Pendek kata, di pesantren, santri dididik soal: karakter (character), rasa ingin tahu (curiosity), kreativitas (creativity), ilmu dakwah/komunikasi (communication), berpikir kritis (critical thinking), bekerjasama (collaboration), tanggung jawab kultural dan sosial (cultural and social responsibility), penyesuian diri (adaptibility), melek media dan digital (digital and media literacy), penyelesain masalah dan membuat keputusan (decision making and problem solving), sehingga melahirkan pribadi-pribadi beretika luhur (strong ethic), terpercaya dan bertanggung jawab (dependability and responsibility), berakhlak mulia (possesing a positive attitude), lentur (adaptibility), jujur dan berintegritas (honesty and integrity), memiliki motivasi untuk tumbuh dan belajar (motivated to grow and learn), tangguh dan percaya diri (strong self and confidence).

Santri di Zaman Millennial

Kapital sosial santri sungguh luar biasa yang senantiasa menyatukan diri secara integral bersama masyarakat, memiliki basis dan jejaring sosial yang sungguh dahsyat. Potensi yang dimiliki oleh santri selama ini dinilai masih belum tereksplorasi dan termanfaatkan dengan baik dalam membangun bangsa, padahal santri merupakan individu-individu pilihan masyarakat yang diharapkan mampu berbuat sesuatu demi kebangsaan dan kesejahteraan umat.

Santri harus terus mengembangkan diri untuk meneruskan estafet perjuangan para pendahulunya. Perlu dipikirkan bagaimana menciptakan santri agar memiliki kemampuan diferensial dan distinctive dalam menghadapi perkembangan perubahan mondial (global) dan dapat berkiprah dalam wilayah-wilayah sosial, ekonomi, politik maupun pemerintahan. Santri bukan hanya menguasai kitab-kitab kuning saja tapi juga mampu survive dan memberikan warna tersendiri dalam berbagai sektor kehidupan. Santri meski mempunyai bidang "keahlian dunia", di bidang kedokteran, kimia, IT dan desain komunikasi visual, astronomi, nuklir, dan lain-lain sehingga mandiri, tak tergantung ‘angin politik’ dan ‘tidak tegoda’ untuk sibuk ‘menyusun proposal’.

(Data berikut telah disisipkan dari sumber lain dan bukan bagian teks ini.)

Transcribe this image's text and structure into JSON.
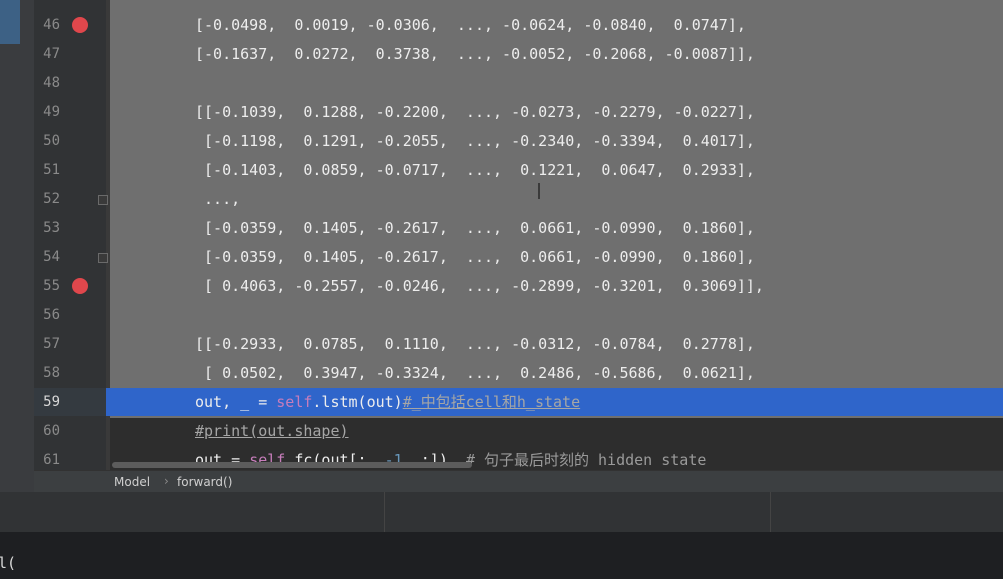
{
  "lines": [
    {
      "no": "46",
      "text": "[-0.0498,  0.0019, -0.0306,  ..., -0.0624, -0.0840,  0.0747],",
      "breakpoint": true
    },
    {
      "no": "47",
      "text": "[-0.1637,  0.0272,  0.3738,  ..., -0.0052, -0.2068, -0.0087]],"
    },
    {
      "no": "48",
      "text": ""
    },
    {
      "no": "49",
      "text": "[[-0.1039,  0.1288, -0.2200,  ..., -0.0273, -0.2279, -0.0227],"
    },
    {
      "no": "50",
      "text": " [-0.1198,  0.1291, -0.2055,  ..., -0.2340, -0.3394,  0.4017],"
    },
    {
      "no": "51",
      "text": " [-0.1403,  0.0859, -0.0717,  ...,  0.1221,  0.0647,  0.2933],"
    },
    {
      "no": "52",
      "text": " ...,"
    },
    {
      "no": "53",
      "text": " [-0.0359,  0.1405, -0.2617,  ...,  0.0661, -0.0990,  0.1860],"
    },
    {
      "no": "54",
      "text": " [-0.0359,  0.1405, -0.2617,  ...,  0.0661, -0.0990,  0.1860],"
    },
    {
      "no": "55",
      "text": " [ 0.4063, -0.2557, -0.0246,  ..., -0.2899, -0.3201,  0.3069]],",
      "breakpoint": true
    },
    {
      "no": "56",
      "text": ""
    },
    {
      "no": "57",
      "text": "[[-0.2933,  0.0785,  0.1110,  ..., -0.0312, -0.0784,  0.2778],"
    },
    {
      "no": "58",
      "text": " [ 0.0502,  0.3947, -0.3324,  ...,  0.2486, -0.5686,  0.0621],"
    }
  ],
  "active_line": {
    "no": "59",
    "pre": "out, _ = ",
    "self": "self",
    "mid": ".lstm(out)",
    "comment": "#_中包括cell和h_state"
  },
  "line60": {
    "no": "60",
    "text": "#print(out.shape)"
  },
  "line61": {
    "no": "61",
    "pre": "out = ",
    "self": "self",
    "mid": ".fc(out[:, ",
    "num": "-1",
    "post": ", :])  ",
    "comment": "# 句子最后时刻的 hidden state"
  },
  "breadcrumb": {
    "class_name": "Model",
    "sep": "›",
    "method": "forward()"
  },
  "console": {
    "text": "l("
  },
  "colors": {
    "selection": "#2f65ca",
    "breakpoint": "#e0474c",
    "editor_bg": "#6f6f6f"
  }
}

Di era millenial, santri fardhu 'ain melakukan jihad-jihad kekinian di zaman kacau (mess age) ini. Santri harus menjadi generasi langgas yang moderat dan toleran di dunia maya. Santri harus aktif dan berani mentransfer, mengampanyekan sekaligus mensosialisasikan doktrin Islam yang toleran dan anti kekerasan di dunia maya. Santri adalah garda terdepan yang mendakwahkan Islam yang teduh, bukan rusuh. Santri harus menjadi ‘promotor’ persatuan, perdamaian, dan ketertiban. Bukan malah menjadi ‘buzzer’ kemunkaran, permusuhan, fitnah dan ujaran kebencian.

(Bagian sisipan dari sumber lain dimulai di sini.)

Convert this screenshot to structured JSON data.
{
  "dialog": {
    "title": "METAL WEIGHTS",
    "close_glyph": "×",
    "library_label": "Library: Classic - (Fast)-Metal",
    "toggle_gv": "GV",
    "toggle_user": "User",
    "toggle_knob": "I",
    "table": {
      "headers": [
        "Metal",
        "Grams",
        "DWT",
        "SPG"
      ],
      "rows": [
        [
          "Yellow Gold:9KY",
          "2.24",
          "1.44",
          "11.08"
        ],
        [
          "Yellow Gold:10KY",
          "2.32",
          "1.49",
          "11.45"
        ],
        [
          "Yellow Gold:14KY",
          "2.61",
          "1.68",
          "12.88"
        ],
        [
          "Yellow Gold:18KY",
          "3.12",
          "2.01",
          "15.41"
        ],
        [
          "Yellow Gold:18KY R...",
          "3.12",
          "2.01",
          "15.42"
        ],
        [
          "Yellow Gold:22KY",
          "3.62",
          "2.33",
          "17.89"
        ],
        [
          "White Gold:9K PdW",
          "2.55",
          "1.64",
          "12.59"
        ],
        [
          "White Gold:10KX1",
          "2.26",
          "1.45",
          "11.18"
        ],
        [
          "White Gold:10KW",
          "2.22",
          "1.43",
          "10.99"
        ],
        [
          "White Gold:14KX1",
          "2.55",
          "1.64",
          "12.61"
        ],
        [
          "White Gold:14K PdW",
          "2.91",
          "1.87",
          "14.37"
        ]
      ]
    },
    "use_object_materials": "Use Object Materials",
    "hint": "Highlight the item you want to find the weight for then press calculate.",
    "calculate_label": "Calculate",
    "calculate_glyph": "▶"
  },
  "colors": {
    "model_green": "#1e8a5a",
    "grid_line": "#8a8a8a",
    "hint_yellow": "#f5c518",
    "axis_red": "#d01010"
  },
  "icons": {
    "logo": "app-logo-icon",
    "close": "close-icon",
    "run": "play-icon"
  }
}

Santri itu harus serbaguna, serbabisa, multitalenta. Santi tidak boleh kudet (kurang update). Santri harus berpikir konstruktif, reflektif, aktif, efektif, kreatif, inovatif. Santri harus terus menjadi pelaku sejarah, bukan beban sejarah. Santri harus menjadi paku bumi sebagaimana amanat Alm. KH Abdul Aziz Mansur. Santri harus mampu mengambil peran sebagai lokomotif perubahan sosial demi kemaslahatan umat, bukan sekadar pendorong. Selamat merayakan Hari Santri Nasional!